Bizi Takip Edin

ASYA

Japonya-Çin ilişkisinde Fukuşima krizi

Yayınlanma

Japonya’nın merakla beklenen Fukushima No. 1 nükleer santralinin arıtılmış suyunu okyanusa boşaltma kararı, Çin ile ciddi bir sürtüşmeye neden oldu ve ilişkilerde bir yumuşama şansına zarar verdi.

İki ülke Barış ve Dostluk Antlaşması’nın imzalanmasının 45. yıldönümünü kutlarken, Japonya en büyük ticaret ortaklarından biri olan komşusu Çin’le kapsamlı yeni bir gerilim dönemine hazırlanıyor.

Geçtiğimiz perşembe günü tahliyelerin başlamasının hemen ardından Pekin, Japonya’dan yapılan tüm balık ithalatına misilleme niteliğinde bir yasak getirirken, Japonya’daki işyerleri, okullar ve devlet kurumlarına yönelik şikayet telefonları hafta sonu ülke manşetlerine taşındı.

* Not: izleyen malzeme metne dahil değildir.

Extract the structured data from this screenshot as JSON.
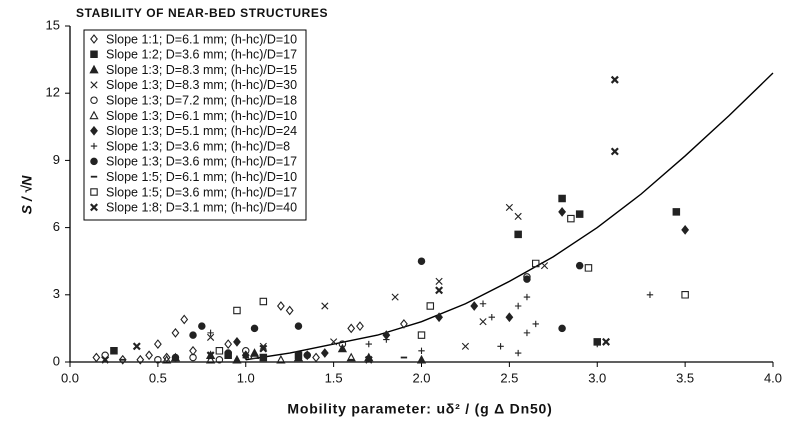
{
  "chart_data": {
    "type": "scatter",
    "title": "STABILITY OF NEAR-BED STRUCTURES",
    "xlabel": "Mobility parameter: uδ² / (g Δ Dn50)",
    "ylabel": "S / √N",
    "xlim": [
      0,
      4
    ],
    "ylim": [
      0,
      15
    ],
    "xticks": [
      {
        "value": 0,
        "label": "0.0"
      },
      {
        "value": 0.5,
        "label": "0.5"
      },
      {
        "value": 1,
        "label": "1.0"
      },
      {
        "value": 1.5,
        "label": "1.5"
      },
      {
        "value": 2,
        "label": "2.0"
      },
      {
        "value": 2.5,
        "label": "2.5"
      },
      {
        "value": 3,
        "label": "3.0"
      },
      {
        "value": 3.5,
        "label": "3.5"
      },
      {
        "value": 4,
        "label": "4.0"
      }
    ],
    "yticks": [
      0,
      3,
      6,
      9,
      12,
      15
    ],
    "legend": "upper-left",
    "series": [
      {
        "name": "Slope 1:1; D=6.1 mm; (h-hc)/D=10",
        "marker": "diamond-open",
        "color": "#222",
        "x": [
          0.15,
          0.3,
          0.45,
          0.5,
          0.6,
          0.65,
          0.7,
          0.9,
          1.2,
          1.25,
          1.4,
          1.6,
          1.65,
          1.9,
          0.55,
          0.4
        ],
        "values": [
          0.2,
          0.1,
          0.3,
          0.8,
          1.3,
          1.9,
          0.5,
          0.8,
          2.5,
          2.3,
          0.2,
          1.5,
          1.6,
          1.7,
          0.2,
          0.1
        ]
      },
      {
        "name": "Slope 1:2; D=3.6 mm; (h-hc)/D=17",
        "marker": "square-filled",
        "color": "#222",
        "x": [
          0.25,
          0.9,
          1.1,
          2.55,
          2.8,
          2.9,
          3.45,
          3.0,
          1.3
        ],
        "values": [
          0.5,
          0.3,
          0.2,
          5.7,
          7.3,
          6.6,
          6.7,
          0.9,
          0.3
        ]
      },
      {
        "name": "Slope 1:3; D=8.3 mm; (h-hc)/D=15",
        "marker": "triangle-filled",
        "color": "#222",
        "x": [
          0.8,
          1.05,
          1.3,
          1.55,
          1.7,
          0.95,
          2.0
        ],
        "values": [
          0.3,
          0.4,
          0.2,
          0.6,
          0.2,
          0.1,
          0.1
        ]
      },
      {
        "name": "Slope 1:3; D=8.3 mm; (h-hc)/D=30",
        "marker": "x",
        "color": "#222",
        "x": [
          0.8,
          1.45,
          1.85,
          2.1,
          2.25,
          2.5,
          2.55,
          2.7,
          2.35,
          1.5,
          1.1
        ],
        "values": [
          1.1,
          2.5,
          2.9,
          3.6,
          0.7,
          6.9,
          6.5,
          4.3,
          1.8,
          0.9,
          0.7
        ]
      },
      {
        "name": "Slope 1:3; D=7.2 mm; (h-hc)/D=18",
        "marker": "circle-open",
        "color": "#222",
        "x": [
          0.2,
          0.5,
          0.7,
          1.0,
          1.35,
          1.55,
          2.6,
          0.85
        ],
        "values": [
          0.3,
          0.1,
          0.2,
          0.5,
          0.3,
          0.8,
          3.8,
          0.1
        ]
      },
      {
        "name": "Slope 1:3; D=6.1 mm; (h-hc)/D=10",
        "marker": "triangle-open",
        "color": "#222",
        "x": [
          0.55,
          0.8,
          1.05,
          1.2,
          1.6,
          0.6
        ],
        "values": [
          0.1,
          0.1,
          0.3,
          0.1,
          0.2,
          0.2
        ]
      },
      {
        "name": "Slope 1:3; D=5.1 mm; (h-hc)/D=24",
        "marker": "diamond-filled",
        "color": "#222",
        "x": [
          0.95,
          1.0,
          1.35,
          1.8,
          2.1,
          2.3,
          2.5,
          2.8,
          3.5,
          1.45
        ],
        "values": [
          0.9,
          0.3,
          0.3,
          1.2,
          2.0,
          2.5,
          2.0,
          6.7,
          5.9,
          0.4
        ]
      },
      {
        "name": "Slope 1:3; D=3.6 mm; (h-hc)/D=8",
        "marker": "plus",
        "color": "#222",
        "x": [
          0.8,
          1.7,
          1.8,
          2.0,
          2.35,
          2.4,
          2.45,
          2.55,
          2.6,
          2.6,
          2.65,
          2.55,
          3.3,
          3.0
        ],
        "values": [
          1.3,
          0.8,
          1.0,
          0.5,
          2.6,
          2.0,
          0.7,
          2.5,
          2.9,
          1.3,
          1.7,
          0.4,
          3.0,
          0.8
        ]
      },
      {
        "name": "Slope 1:3; D=3.6 mm; (h-hc)/D=17",
        "marker": "circle-filled",
        "color": "#222",
        "x": [
          0.6,
          0.7,
          0.75,
          0.9,
          1.05,
          1.3,
          2.0,
          2.6,
          2.8,
          2.9
        ],
        "values": [
          0.2,
          1.2,
          1.6,
          0.4,
          1.5,
          1.6,
          4.5,
          3.7,
          1.5,
          4.3
        ]
      },
      {
        "name": "Slope 1:5; D=6.1 mm; (h-hc)/D=10",
        "marker": "dash",
        "color": "#222",
        "x": [
          0.3,
          1.0,
          1.6,
          1.9
        ],
        "values": [
          0.1,
          0.2,
          0.1,
          0.2
        ]
      },
      {
        "name": "Slope 1:5; D=3.6 mm; (h-hc)/D=17",
        "marker": "square-open",
        "color": "#222",
        "x": [
          0.95,
          1.1,
          2.0,
          2.05,
          2.65,
          2.85,
          2.95,
          3.5,
          0.85
        ],
        "values": [
          2.3,
          2.7,
          1.2,
          2.5,
          4.4,
          6.4,
          4.2,
          3.0,
          0.5
        ]
      },
      {
        "name": "Slope 1:8; D=3.1 mm; (h-hc)/D=40",
        "marker": "x-bold",
        "color": "#222",
        "x": [
          0.38,
          0.2,
          0.8,
          1.1,
          2.1,
          3.1,
          3.1,
          3.05,
          1.7
        ],
        "values": [
          0.7,
          0.1,
          0.3,
          0.6,
          3.2,
          12.6,
          9.4,
          0.9,
          0.1
        ]
      }
    ],
    "curve": {
      "color": "#000",
      "x": [
        1.0,
        1.25,
        1.5,
        1.75,
        2.0,
        2.25,
        2.5,
        2.75,
        3.0,
        3.25,
        3.5,
        3.75,
        4.0
      ],
      "values": [
        0.1,
        0.4,
        0.8,
        1.2,
        1.8,
        2.6,
        3.6,
        4.7,
        6.0,
        7.5,
        9.2,
        11.0,
        12.9
      ]
    }
  }
}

Olayların alevlenmesi üzerine Japonya Dışişleri Bakan Yardımcısı Masataka Okano pazartesi günü Çin’in Japonya Büyükelçisi Wu Jianghao’yu çağırarak Çin hükümetini yanlış bilgi yaymaktan vazgeçmeye çağırdı ve deşarjın çevre üzerinde “ihmal edilebilir” bir etkisi olduğunu kanıtlayan bilimsel kanıtlar olduğunu savundu.

Çin Büyükelçiliği’nin pazartesi akşamı Japonya’nın “inatçı ve bencil” davranışını kınayan ve Japonya’daki Çin misyonlarının da ülke içinden benzer çağrılar aldığından yakınan bir açıklama yapmasının ardından kısasa kısas devam etti.

Salı günü Çin Dışişleri Bakanlığı Sözcüsü Wang Wenbin, Pekin’deki Japon Büyükelçiliği’ne taş atılması olayını yorumlarken Çinli yetkililerin “Japonya’nın sözde kaygılarına ilişkin ciddi tutumlarını açıkça ortaya koyduklarını” söyledi ancak tepkilerden ülkenin “sorumsuz davranışlarını” sorumlu tuttu.

Bir Japon hükümet sözcüsü ise çarşamba günü Wang’ın açıklamaları hakkında yorum yapmazken, Japonya’nın ithalat yasağı konusunda Dünya Ticaret Örgütü’ne resmi bir şikayette bulunabileceğini belirtti.

Diplomatik süreç

Geçtiğimiz birkaç ay içinde ikili diplomatik ilişkilerde bir iyileşme olduğuna dair işaretler belirmişti.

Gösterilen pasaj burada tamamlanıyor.